Nea Paphos (Cyprus), 2016

Nea Paphos

 

Dates of work: 16 August–29 September 2016

 

Team:
Director: Dr. Henryk Meyza (Institute of Mediterranean and Oriental Cultures, Polish Academy of Sciences)
Archaeologists: Prof. Jolanta Młynarczyk (Institute of Archaeology, University of Warsaw; as Deputy Director), Assoc. Prof. Tomasz Scholl (Institute of Archaeology, University of Warsaw), Monika Więch (Institute of Mediterranean and Oriental Cultures, Polish Academy of Sciences), Julia Mikocka (PhD candidate, Antiquity of Southeastern Europe Research Centre, University of Warsaw), Marcin M. Romaniuk (PhD candidate, University of Warsaw; intern at Institute of Mediterranean and Oriental Cultures, Polish Academy of Sciences)
Architects: Dr. Aleksandra Brzozowska (Faculty of Architecture, Wrocław University of Science and Technology), Anna Kubicka (PhD candidate, Faculty of Architecture, Wrocław University of Science and Technology)
Students: Borowska Agata, Cegliński Arkadiusz, Czapska Katarzyna, Krzemień Weronika, Lis Bartłomiej, Rasa Nematullah, Warowna Magdalena, Żywicki Kacper (Institute of Archaeology, University of Warsaw); Elżbieta Napora, Agnieszka Folaron, Joanna Paska, Joanna Szewczyk (Faculty of Architecture, Wrocław University of Technology and Science)

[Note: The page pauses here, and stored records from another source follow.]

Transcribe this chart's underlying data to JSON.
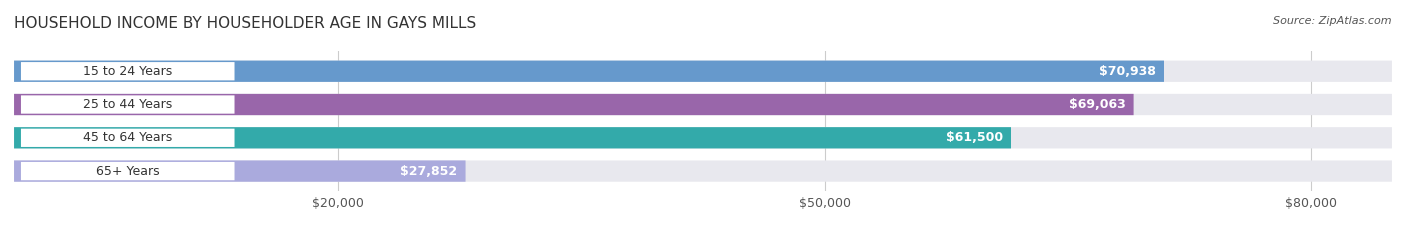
{
  "title": "HOUSEHOLD INCOME BY HOUSEHOLDER AGE IN GAYS MILLS",
  "source": "Source: ZipAtlas.com",
  "categories": [
    "15 to 24 Years",
    "25 to 44 Years",
    "45 to 64 Years",
    "65+ Years"
  ],
  "values": [
    70938,
    69063,
    61500,
    27852
  ],
  "bar_colors": [
    "#6699cc",
    "#9966aa",
    "#33aaaa",
    "#aaaadd"
  ],
  "value_labels": [
    "$70,938",
    "$69,063",
    "$61,500",
    "$27,852"
  ],
  "x_ticks": [
    20000,
    50000,
    80000
  ],
  "x_tick_labels": [
    "$20,000",
    "$50,000",
    "$80,000"
  ],
  "xlim": [
    0,
    85000
  ],
  "background_color": "#ffffff",
  "bar_background": "#eeeeee",
  "title_fontsize": 11,
  "label_fontsize": 9,
  "source_fontsize": 8
}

Volunteer: Karolina Michałowska (Warsaw)

 

Excavation below the ancient ground surface of the main courtyard (1) of the “Hellenistic” House in Nea Paphos proved its construction to be later than the beginning of the 2nd century AD. A large rectangular basin and a smaller circular one were found under the western part of the courtyard and east of it. The larger basin had two phases, the first phase being more than a meter deeper than the second one. Strata under the floors of corridor A and room B were shown to belong to the Late Classical and incipient Hellenistic periods. Exploration also continued of a cistern in the southeastern part of the courtyard and of a well in the northeastern corner of the corridor. The building sequence of the porticoes in the main courtyard was investigated in a probe dug in the southwestern corner of the court, whereas the relation between the large reception hall with mosaic floor (10) and the so-called Roman House was tested in a trench dug in corridor 29. Further fragments of “Nabatean” capitals and other decorated blocks were found in pits that had been cut in the courtyard surface in antiquity. Finally, minor excavation at the southwestern corner of the House of Aion revealed a sequence of floors against the southern elevation of a building uncovered under the late Roman street B.